University of Minnesota Duluth student body president Mike Kenyanya spoke to the crowd at the Civic Center. He said he was embarrassed to admit it, but he almost didn’t attend the march when he was asked to speak.
“In student government we’re supposed to be a nonpartisan organization, and I was worried that this was going to look biased. Then I came to my senses,” he said. “Marching for our lives is not a partisan topic. It’s not progressive, it’s not conservative, it’s not liberal. It’s crazy that we are marching for our lives and the narrative has been teetered that way that I thought I couldn’t do this.”
During his speech, Kenyanya talked about a YouTube video called “Ed — A Petition for Stronger Gun Laws.” In the video a man walks into an office with a gun. He aims, shoots and misses.

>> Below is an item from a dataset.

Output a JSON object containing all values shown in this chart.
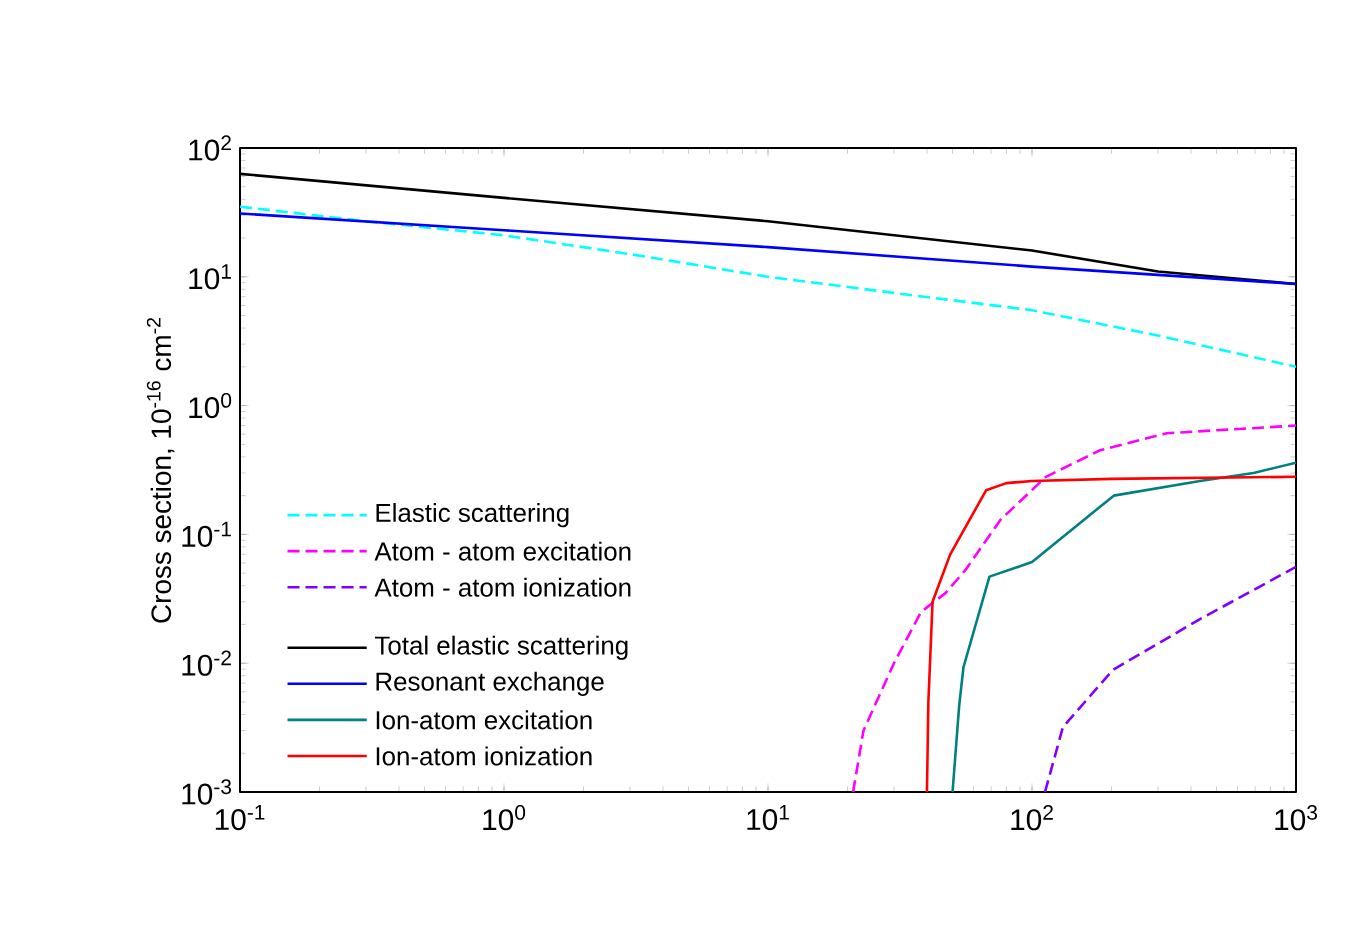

While he reloads his gun, everyone runs away, and by the time he’s done everyone has escaped. His gun is a musket.
“At the writing of the Second Amendment, a coward in Las Vegas couldn’t kill 58 people and leave another 800 injured,” Kenyanya said. “Guns have changed. It’s time for our gun laws to do the same.”
Melissa Frank, a UMD graduate student, told the crowd about how her son Ben was killed on Dec. 22 in St. Cloud by his roommate, who was a member of the military and a legal gun owner.
“We thought he was Ben’s friend. Instead, his suicide letter talked about how he didn’t want to be alive anymore because he felt like he couldn’t die in a war as a real man should,” she said through tears. “In the end, he chose to end Ben’s life before taking his own.”
Frank said she wasn’t sure if she could speak Saturday because she was still in the beginning stages of grieving her son, but she did it for him.
“I’m standing here as a reminder that the future can be lost in the blink of an eye. I’m standing here as a legal gun owner to tell you that we haven’t done enough to protect the valuable lives around us. The lives of our children, our friends and our neighbors,” Frank said. “We deserve the opportunity to ask gun owners to be conscientious and to learn about the responsibilities of owning a firearm. … We deserve to ask companies and organizations to put aside their love of profits and stop creating items for sale that make guns even more dangerous, like bump stocks and high-capacity magazines. We deserve to ask for a waiting period and a national background check that works. … Most of all, we need and deserve gun laws that save lives.”
March for Our Lives was created, inspired and led by students across the country who are asking state and federal lawmakers to take action and pass gun control laws so that what happened in Parkland, Fla., never happens again.
This year on Valentine’s Day, 17 students and teachers were killed when a former student entered Marjory Stoneman Douglas High School in Parkland, armed with an AR-15 semi-automatic rifle and multiple magazines that he purchased legally. Since then, students from Stoneman Douglas High School have been vocal about needing stricter gun laws, and students around the nation have rallied behind them.
Grand Rapids, Ely and Grand Marais also hosted March for Our Lives events Saturday. They came in the wake of student walkouts across the state and the nation on March 14, one month after the deadly Parkland shooting.
Andrew Krueger of the News Tribune staff contributed to this report.